Las horas pasan, y Santiago se ha convertido en esa clase de persona a las que criticaba, viendo un video con subtítulos y en silencio, desde su celular. Sentado en el mueble dentro de la habitación principal, incapaz de usar auriculares para poder estar atento a cualquier ruido. Hamel sigue en cama, duerme, aunque se mueva constantemente por los sueños febriles que la acechan. De pronto se levanta, acompañando su acelerada respiración con un grito ahogado.

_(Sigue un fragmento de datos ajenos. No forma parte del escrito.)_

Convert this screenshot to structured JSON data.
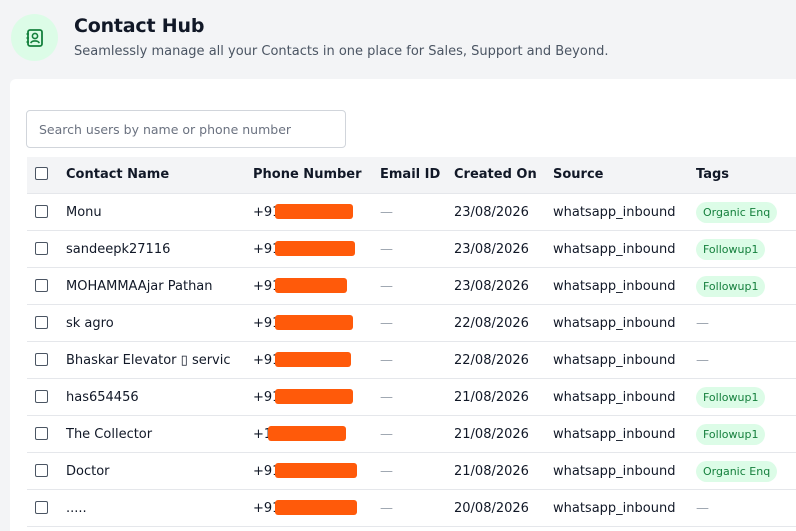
{
  "header": {
    "title": "Contact Hub",
    "subtitle": "Seamlessly manage all your Contacts in one place for Sales, Support and Beyond."
  },
  "search": {
    "placeholder": "Search users by name or phone number",
    "value": ""
  },
  "table": {
    "columns": [
      "Contact Name",
      "Phone Number",
      "Email ID",
      "Created On",
      "Source",
      "Tags"
    ],
    "rows": [
      {
        "name": "Monu",
        "phone_prefix": "+91",
        "email": "—",
        "created": "23/08/2026",
        "source": "whatsapp_inbound",
        "tag": "Organic Enq"
      },
      {
        "name": "sandeepk27116",
        "phone_prefix": "+91",
        "email": "—",
        "created": "23/08/2026",
        "source": "whatsapp_inbound",
        "tag": "Followup1"
      },
      {
        "name": "MOHAMMAAjar Pathan",
        "phone_prefix": "+91",
        "email": "—",
        "created": "23/08/2026",
        "source": "whatsapp_inbound",
        "tag": "Followup1"
      },
      {
        "name": "sk agro",
        "phone_prefix": "+91",
        "email": "—",
        "created": "22/08/2026",
        "source": "whatsapp_inbound",
        "tag": "—"
      },
      {
        "name": "Bhaskar Elevator ▯ servic",
        "phone_prefix": "+91",
        "email": "—",
        "created": "22/08/2026",
        "source": "whatsapp_inbound",
        "tag": "—"
      },
      {
        "name": "has654456",
        "phone_prefix": "+91",
        "email": "—",
        "created": "21/08/2026",
        "source": "whatsapp_inbound",
        "tag": "Followup1"
      },
      {
        "name": "The Collector",
        "phone_prefix": "+1",
        "email": "—",
        "created": "21/08/2026",
        "source": "whatsapp_inbound",
        "tag": "Followup1"
      },
      {
        "name": "Doctor",
        "phone_prefix": "+91",
        "email": "—",
        "created": "21/08/2026",
        "source": "whatsapp_inbound",
        "tag": "Organic Enq"
      },
      {
        "name": ".....",
        "phone_prefix": "+91",
        "email": "—",
        "created": "20/08/2026",
        "source": "whatsapp_inbound",
        "tag": "—"
      }
    ]
  },
  "colors": {
    "accent": "#15803d",
    "tag_bg": "#dcfce7",
    "redaction": "#ff5a0a"
  }
}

—¿Qué pasa? —Santiago se acerca, asustado.

Hamel lo observa, luego mira su brazo, buscando la razón del dolor. Recorre con la mirada el largo tubo hasta la pared, arriba, de donde cuelga el suero, a punto ya de acabarse.

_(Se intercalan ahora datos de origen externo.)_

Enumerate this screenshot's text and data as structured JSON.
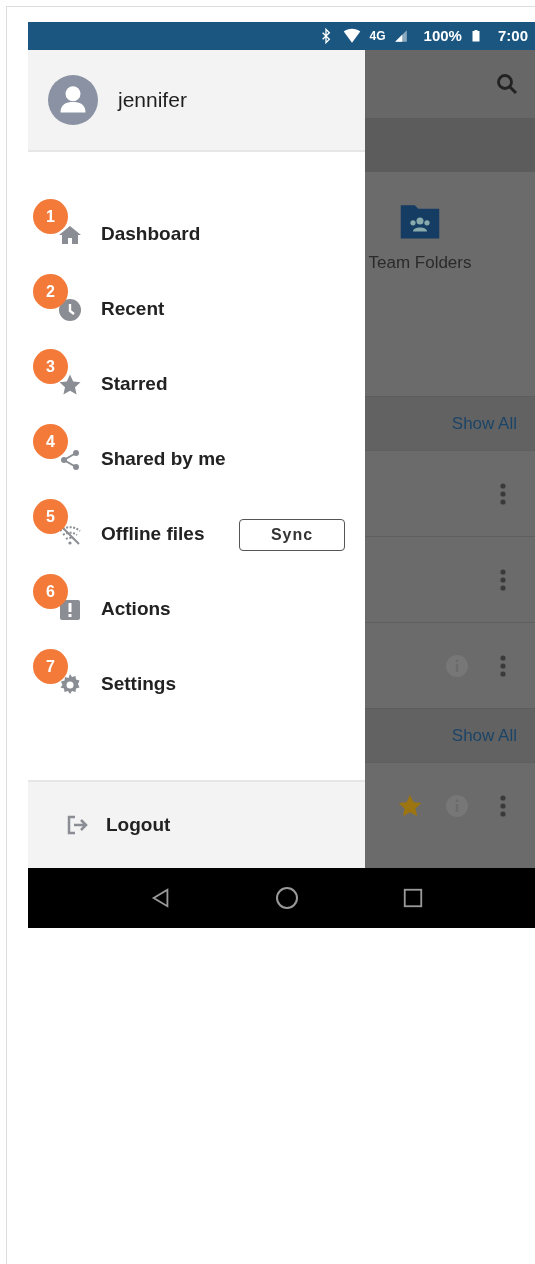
{
  "status_bar": {
    "network": "4G",
    "battery": "100%",
    "time": "7:00"
  },
  "drawer": {
    "user": {
      "name": "jennifer"
    },
    "items": [
      {
        "badge": "1",
        "label": "Dashboard"
      },
      {
        "badge": "2",
        "label": "Recent"
      },
      {
        "badge": "3",
        "label": "Starred"
      },
      {
        "badge": "4",
        "label": "Shared by me"
      },
      {
        "badge": "5",
        "label": "Offline files",
        "action": "Sync"
      },
      {
        "badge": "6",
        "label": "Actions"
      },
      {
        "badge": "7",
        "label": "Settings"
      }
    ],
    "footer": {
      "label": "Logout"
    }
  },
  "background": {
    "folders": [
      {
        "label": "Team Folders"
      }
    ],
    "sections": [
      {
        "action": "Show All",
        "rows": [
          {
            "starred": false,
            "info": false
          },
          {
            "starred": false,
            "info": false
          },
          {
            "starred": false,
            "info": true
          }
        ]
      },
      {
        "action": "Show All",
        "rows": [
          {
            "starred": true,
            "info": true
          }
        ]
      }
    ]
  }
}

—¿Qué haces aquí? —pregunta con una mirada filosa.

—¿Cuidándote? —Santiago reafirma su postura, no esperaba esta hostilidad.

—¿Por qué de todas las personas, tienes que ser tú?

Santiago no dice nada, se ha quedado sin palabras. Solo le sostiene la mirada de desprecio, hasta suspirar. Prefiere verla como un animal herido, que ataca por defensa y desconfianza.